5.      PHIL 200 – Philosophy and Contemporary Issues

This course introduces students to philosophy and philosophizing by using philosophical concepts and methods to examine contemporary issues. For example, a society’s practices regarding crime and punishment rest on its beliefs about human freedom and responsibility, and philosophical discussions of determinism provide a vantage point from which to critically evaluate these beliefs. Other issues — such as the possibility and implications of artificial intelligence, the legitimacy of religious beliefs, the morality of torture, and the paradoxes of democracy (for example, people who are rational managers of their time may not spend the time necessary to be informed citizens) — can be evaluated on the basis of philosophical accounts about knowledge, religion, the basis of morality, and the nature of the state.

6.      PY 310 – Human Sexuality

The course objective is to provide an informed perspective on human sexual behaviour. Topics include anatomy and physiology, contraception, sexually transmitted diseases, sexual development and identity, varieties of sexual behaviour across cultures and species, disorders and difficulties of sexual expression, therapeutic issues on the treatment of sexual disorders and the role of sex in interpersonal relationships.

7.      PY 151 – Introduction to Psychology

Emphasizes the scientific study of the human mind. Appropriate research methods and philosophical questions will be considered. Topics include the brain, memory, perception, development, personality, social behaviour, emotion, motivation, psychological disorders, stress, and states of consciousness.
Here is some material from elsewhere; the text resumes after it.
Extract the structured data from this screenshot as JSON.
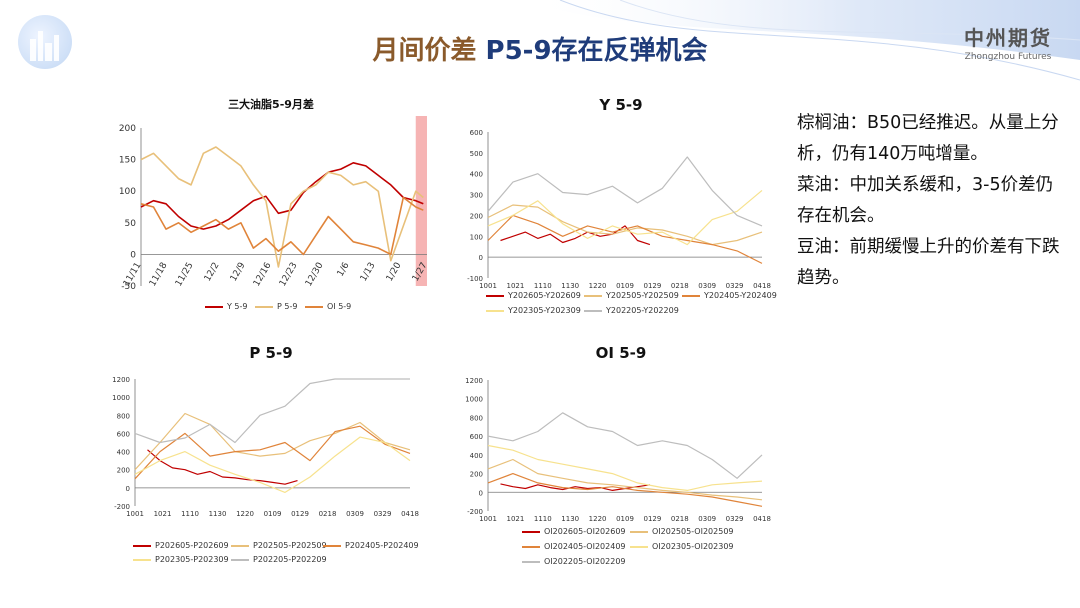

8.      ANTH 235 – Europe through Film and Fiction

This introductory Anthropology course introduces students to the diversity of European cultures through film and fiction, and through various themes, including love across cultures, post-Cold War transitions, the expansion of the European Union, the growing integration between European states, cultural conflicts, and the rise of anti-immigrant movements and politics in wide swaths of Europe.

9.      DA 140 – Introduction to Digital Art: Form & Code

This course introduces the key principles of computer programming. Through workshops, presentations, quizzes, readings, and project based exercises and assignments, the course embarks on an investigation into the creative possibilities of computer programming within the digital arts. The skills and concepts taught in this course set a foundation for higher level DA&S courses within e.g. game design, web programming, and computational arts.

10.  COMM 101- Introductory Writing

The focus of this type of course is the teaching of writing itself, and typical titles include ‘Freshman Composition,’ ‘Composition 1,’ ‘Expository Writing,’ ‘Freshman English,’ and ‘Writing and Critical Thinking,’ among others.